Under normal circumstances, the foundation will make a fixed investment and the profit will not stop. If investors can't stand the loss in the process of fixed investment, then don't choose fixed investment from the beginning. This statement is pessimistic. In other words, if investors know that the final result is profitable, then no matter how the net value fluctuates and falls, they are confident to stick to the fixed investment. Different concerns lead to different investment mentality.
2. How much profit does the fund start to make?
There is an unwritten rule in China, that is, the standard of annualized rate of return of 20% is generally adopted for fixed investment partial stock funds. When the fund makes a profit of 20%, it must be resolutely implemented. Does it have to be 20%? Of course, this is not a hard indicator. Conservative investors or the following markets are pessimistic, and it is ok to appropriately reduce the profit-taking point to 15% and 10%. Similarly, active investors or firm optimism about the next market conditions can also increase profit-taking points, such as 25% and 30%. Generally speaking, however, it is not recommended that you set the profit-taking point too high, and advocate lowering rather than raising it. Because of greed, it will increase the probability of loss.
Where does the standard of 3.20% fund profit come from?
In fact, starting from the China stock market, due to the characteristics of short bulls and long bears, it is difficult to maintain sustained growth in fund returns. It takes at least seven or eight years to cross the bull-bear cycle, and it is a miracle that the increase can reach more than twice during this period. The average annual income is about 20%. This is based on the characteristics of China stock market and the experience of long-term investment funds. If A-shares can get out of the bull market of 10 like US stocks, then the fund will use 20% profit as the profit-taking point, which is really too low, only envy.
Be conservative
Back in China's fund market, suppose investors hold a fund and make a profit of 20% in a short time. At this time, it is also highly recommended to take profits and redeem the fund. Based on the characteristics of China stock market, before the "mad cow", the overall market was dominated by shocks. Assuming that the fund rises by 20%, it is likely to fall back, and the original profits will gradually be spit back into the market. If we can resolutely stop taking profits before this, we can lock in profits in time and play a protective role.
greedy
It is also because of the characteristics of A shares that when the stock market turns from bear to bull, especially when it enters the "Horri-bull" stage, the profit point of the fund should be re-planned. Compared with the increase in the big bull market, the fund's profit is 20%, but in a blink of an eye, if it stops making profits immediately, it will miss a huge upside, and the feeling of stepping on the air is as uncomfortable as losing money. The most important thing is that if the profit has been stopped in the early stage of the big bull market, the risk of restarting the fixed investment of the fund in the late stage of the bull market is too high, especially in the long bear market, which will make the fixed investment of the fund turn losses into profits for a longer period. Continued losses are unbearable for most investors, which is why so many people can't insist on the fixed investment of the fund. In fact, in the crazy stage of the stock market, investors only need to be greedy, and the fund's profit-taking point should not be set too high. For example, the original 20% will take profit, and now it is too greedy to rise to 100%; To compromise, you may be satisfied with withdrawing from the market with a profit of 50%. To change the fund's take profit point, it is necessary to keep a keen sense of the market and leave in time when something is wrong. In the bull market, it is not who earns more than who, but who can stay rational and run faster before the market peaks.

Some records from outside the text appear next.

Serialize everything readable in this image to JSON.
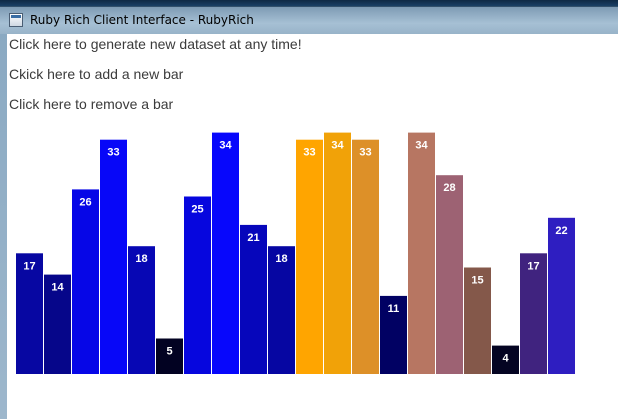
{
  "window": {
    "title": "Ruby Rich Client Interface - RubyRich"
  },
  "controls": {
    "generate_label": "Click here to generate new dataset at any time!",
    "add_bar_label": "Ckick here to add a new bar",
    "remove_bar_label": "Click here to remove a bar"
  },
  "chart_data": {
    "type": "bar",
    "title": "",
    "xlabel": "",
    "ylabel": "",
    "ylim": [
      0,
      35
    ],
    "grid": false,
    "legend": "none",
    "data_labels": "inside-top",
    "values": [
      17,
      14,
      26,
      33,
      18,
      5,
      25,
      34,
      21,
      18,
      33,
      34,
      33,
      11,
      34,
      28,
      15,
      4,
      17,
      22
    ],
    "colors": [
      "#0707a2",
      "#06068a",
      "#0606e7",
      "#0707f8",
      "#0707b4",
      "#020222",
      "#0606de",
      "#0707fc",
      "#0606bb",
      "#0606a2",
      "#ffa500",
      "#f1a208",
      "#dd9028",
      "#010163",
      "#b77662",
      "#9d6273",
      "#84584a",
      "#040422",
      "#40237f",
      "#2e1ec1"
    ]
  }
}
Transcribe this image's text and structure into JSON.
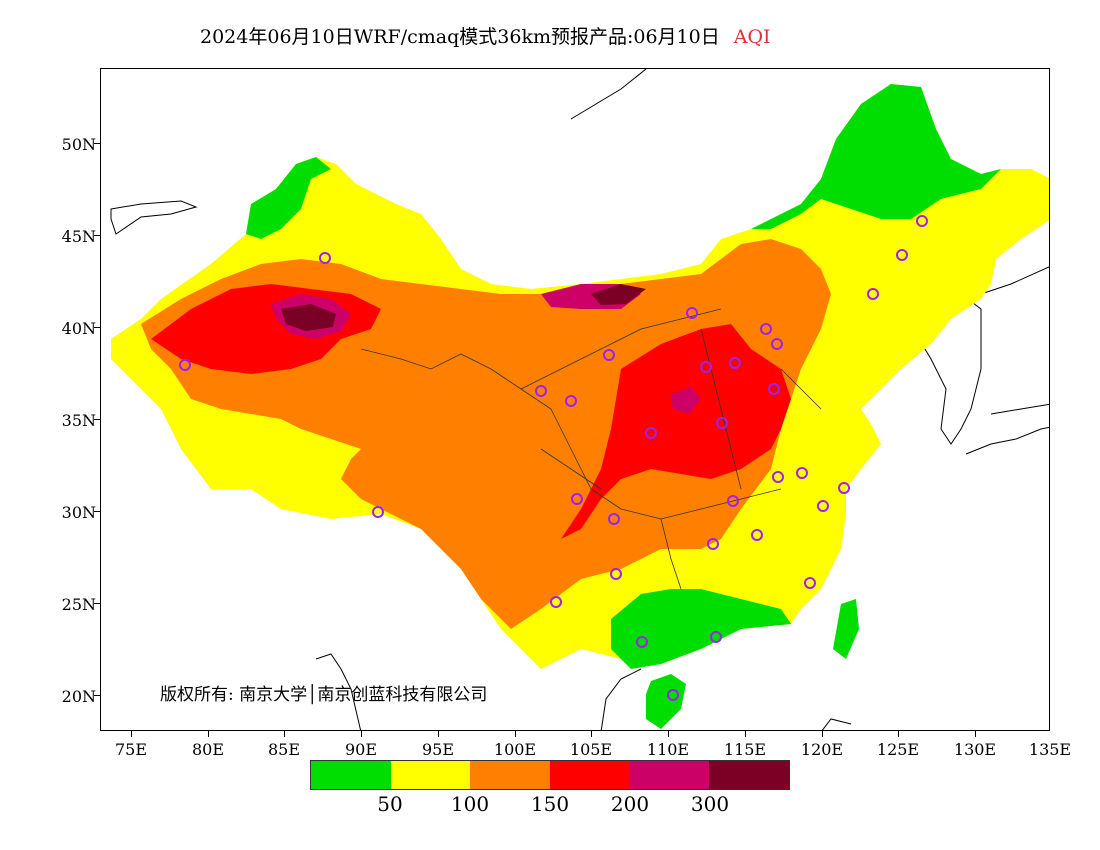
{
  "title": {
    "main": "2024年06月10日WRF/cmaq模式36km预报产品:06月10日",
    "product": "AQI"
  },
  "axes": {
    "lat_labels": [
      "50N",
      "45N",
      "40N",
      "35N",
      "30N",
      "25N",
      "20N"
    ],
    "lon_labels": [
      "75E",
      "80E",
      "85E",
      "90E",
      "95E",
      "100E",
      "105E",
      "110E",
      "115E",
      "120E",
      "125E",
      "130E",
      "135E"
    ]
  },
  "legend": {
    "colors": [
      "#00dd00",
      "#ffff00",
      "#ff8000",
      "#ff0000",
      "#cc0066",
      "#7a0026"
    ],
    "labels": [
      "50",
      "100",
      "150",
      "200",
      "300"
    ]
  },
  "copyright": "版权所有: 南京大学│南京创蓝科技有限公司",
  "colors": {
    "good": "#00dd00",
    "moderate": "#ffff00",
    "sensitive": "#ff8000",
    "unhealthy": "#ff0000",
    "very_unhealthy": "#cc0066",
    "hazardous": "#7a0026",
    "station_marker": "#a020f0"
  }
}
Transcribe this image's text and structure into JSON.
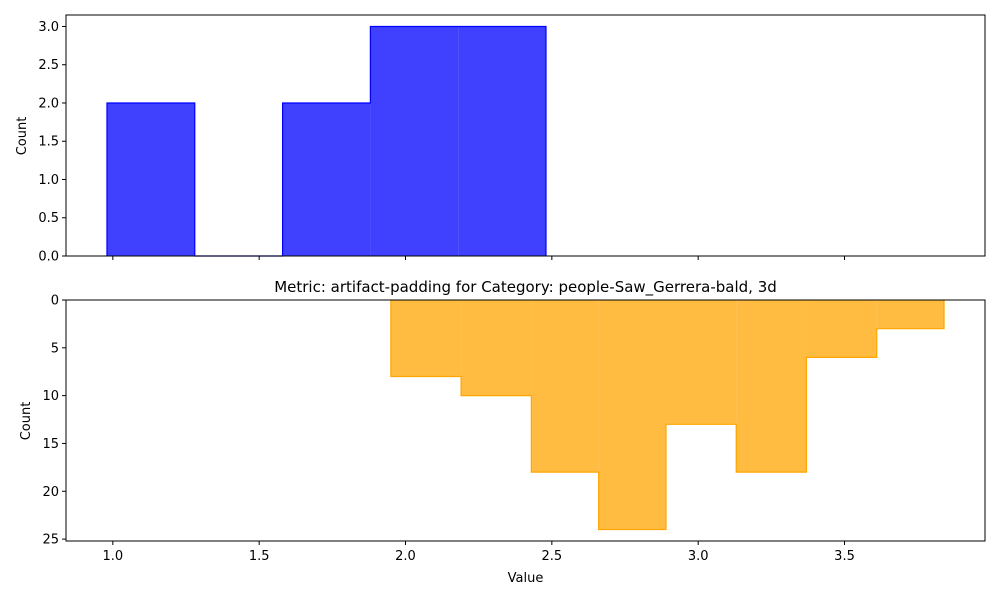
{
  "chart_data": [
    {
      "type": "histogram",
      "panel": "top",
      "title": "",
      "xlabel": "",
      "ylabel": "Count",
      "color": "#0000ff",
      "xlim": [
        0.84,
        3.98
      ],
      "ylim": [
        0,
        3.15
      ],
      "y_inverted": false,
      "x_ticks": [
        1.0,
        1.5,
        2.0,
        2.5,
        3.0,
        3.5
      ],
      "x_tick_labels_visible": false,
      "y_ticks": [
        0.0,
        0.5,
        1.0,
        1.5,
        2.0,
        2.5,
        3.0
      ],
      "y_tick_labels": [
        "0.0",
        "0.5",
        "1.0",
        "1.5",
        "2.0",
        "2.5",
        "3.0"
      ],
      "bins": [
        {
          "x0": 0.98,
          "x1": 1.28,
          "count": 2
        },
        {
          "x0": 1.28,
          "x1": 1.58,
          "count": 0
        },
        {
          "x0": 1.58,
          "x1": 1.88,
          "count": 2
        },
        {
          "x0": 1.88,
          "x1": 2.18,
          "count": 3
        },
        {
          "x0": 2.18,
          "x1": 2.48,
          "count": 3
        }
      ]
    },
    {
      "type": "histogram",
      "panel": "bottom",
      "title": "Metric: artifact-padding for Category: people-Saw_Gerrera-bald, 3d",
      "xlabel": "Value",
      "ylabel": "Count",
      "color": "#ffa500",
      "xlim": [
        0.84,
        3.98
      ],
      "ylim": [
        0,
        25.2
      ],
      "y_inverted": true,
      "x_ticks": [
        1.0,
        1.5,
        2.0,
        2.5,
        3.0,
        3.5
      ],
      "x_tick_labels": [
        "1.0",
        "1.5",
        "2.0",
        "2.5",
        "3.0",
        "3.5"
      ],
      "y_ticks": [
        0,
        5,
        10,
        15,
        20,
        25
      ],
      "y_tick_labels": [
        "0",
        "5",
        "10",
        "15",
        "20",
        "25"
      ],
      "bins": [
        {
          "x0": 1.95,
          "x1": 2.19,
          "count": 8
        },
        {
          "x0": 2.19,
          "x1": 2.43,
          "count": 10
        },
        {
          "x0": 2.43,
          "x1": 2.66,
          "count": 18
        },
        {
          "x0": 2.66,
          "x1": 2.89,
          "count": 24
        },
        {
          "x0": 2.89,
          "x1": 3.13,
          "count": 13
        },
        {
          "x0": 3.13,
          "x1": 3.37,
          "count": 18
        },
        {
          "x0": 3.37,
          "x1": 3.61,
          "count": 6
        },
        {
          "x0": 3.61,
          "x1": 3.84,
          "count": 3
        }
      ]
    }
  ]
}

Some investors asked, when the fund has decided to take a profit, it has already taken a profit. What should we do next?
Don't worry about starting a new round of fund investment right away, because many times the market will fall back soon after investors take profits. If you follow up immediately, you may face the risk of falling, and the cost of the fund will be higher. It is better to wait for a period of time, let the target fund fall back to a reasonable point, and then start a new round of fund investment will be more stable. There will never be enough money in the market, so don't worry. After the fund makes a profit, you should observe the market changes first, and then make correct decisions and operations. Replace the new fund for fixed investment, out of fear that the original fixed investment fund may fall back in a short time, then choose other types of low valuation funds, and the investment space in the market will be greater. It can avoid the downside risk of the original fund without wasting time and cost.